Place-names existed long before federal registries and geographic naming boards. In the United States, vast swaths of the country were occupied by Indigenous Nations for millenia, which had their own linguistic traditions and naming practices before the first Europeans arrived. As colonial and commercial expeditions traveled westward across the continent, villages, forests, rivers, mountains, and other geographic features, many of which had long-standing Indigenous names, were given new names.
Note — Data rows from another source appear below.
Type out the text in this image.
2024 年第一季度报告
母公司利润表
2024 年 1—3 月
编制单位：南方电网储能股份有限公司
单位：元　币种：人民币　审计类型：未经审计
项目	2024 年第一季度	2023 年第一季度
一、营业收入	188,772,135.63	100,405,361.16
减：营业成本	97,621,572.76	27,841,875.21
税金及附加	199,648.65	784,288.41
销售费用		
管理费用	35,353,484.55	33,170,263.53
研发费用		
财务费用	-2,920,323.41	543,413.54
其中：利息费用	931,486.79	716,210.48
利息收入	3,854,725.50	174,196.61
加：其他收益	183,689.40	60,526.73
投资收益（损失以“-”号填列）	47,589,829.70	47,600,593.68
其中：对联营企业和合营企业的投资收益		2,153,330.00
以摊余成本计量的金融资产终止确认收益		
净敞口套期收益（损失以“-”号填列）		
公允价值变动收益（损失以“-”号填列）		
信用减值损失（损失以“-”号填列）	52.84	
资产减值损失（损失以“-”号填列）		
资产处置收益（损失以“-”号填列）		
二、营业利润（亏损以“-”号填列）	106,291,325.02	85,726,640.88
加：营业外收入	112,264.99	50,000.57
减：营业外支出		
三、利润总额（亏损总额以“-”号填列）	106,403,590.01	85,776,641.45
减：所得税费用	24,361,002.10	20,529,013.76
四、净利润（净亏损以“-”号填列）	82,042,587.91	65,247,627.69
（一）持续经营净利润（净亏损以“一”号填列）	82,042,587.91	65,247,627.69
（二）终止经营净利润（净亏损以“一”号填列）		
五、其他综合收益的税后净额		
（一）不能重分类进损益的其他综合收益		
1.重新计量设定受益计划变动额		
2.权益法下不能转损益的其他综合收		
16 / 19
Some were named after the tribes that stewarded the land; others were named after European towns and cities where the first settlers were coming from. “It was only natural,” one researcher explained in 1925, “that the European colonists who first settled on the shores of America should commemorate their sovereigns and patrons by naming places in their honor.” What came “naturally” to the European colonists was domination. For them, naming was equivalent to claiming.
From the colonial perspective, place-naming is an exercise in power and authority, a symbolic means of claiming sovereignty over a place. It is also a cartographic exercise—one part of a project of mapping the world, which, in settler colonies like the United States, was a means of rendering the Indigenous world intelligible, and therefore manageable by the federal government and its armed forces. For people whose ancestors were dispossessed of their tribal homelands and subject to brutal practices of cultural genocide (including the banning of Indigenous languages and cultural practices), colonial place-names are an extension of a long and ongoing project of forced assimilation—a violent means of forcing Indigenous Peoples to navigate the world according to coordinates defined by their colonizers. Like monuments to slave traders and genocidal colonists, colonial place-names are a source of ongoing violence for the descendants of slaves and colonized peoples who are forced to encounter them on a daily basis. As “spatial acts of oppression,” monuments work to set the historical coordinates through which people encounter the world.
Toppling Word-Monuments
Faced with this long history of erasure and dispossession, it is no wonder that Indigenous communities across the country are campaigning to have colonial place-names replaced with their Indigenous names. The goal of renaming campaigns is not simply to make the settler-colonial world less offensive—to change place-names without changing the material conditions that they enshrine. Rather, their goal is, much more expansively, to nominate place-names as sites in a multi-pronged struggle against the ongoing dispossession of Indigenous peoples and their lifeways. Renaming campaigns are part of, and not in competition with, other land-based struggles for Indigenous sovereignty and self-determination.
The renaming campaigns taking shape across the country serve to unsettle long-naturalized settler-colonial claims on the land. They are part of a broader struggle to break from the system of relations that colonial place-names reinforce. As renaming campaigns struggle to undo the colonial map, they point toward another map of the world—a world in common, beyond and beneath the colonial enclosures. Like the resurgent efforts to topple and replace colonial and confederate statues, renaming campaigns activate the settler-colonial world as a terrain of struggle, demonstrating how oppressive monuments, including word-monuments, can be replaced and reclaimed as life-affirming sites for cultural resurgence and decolonial power-building.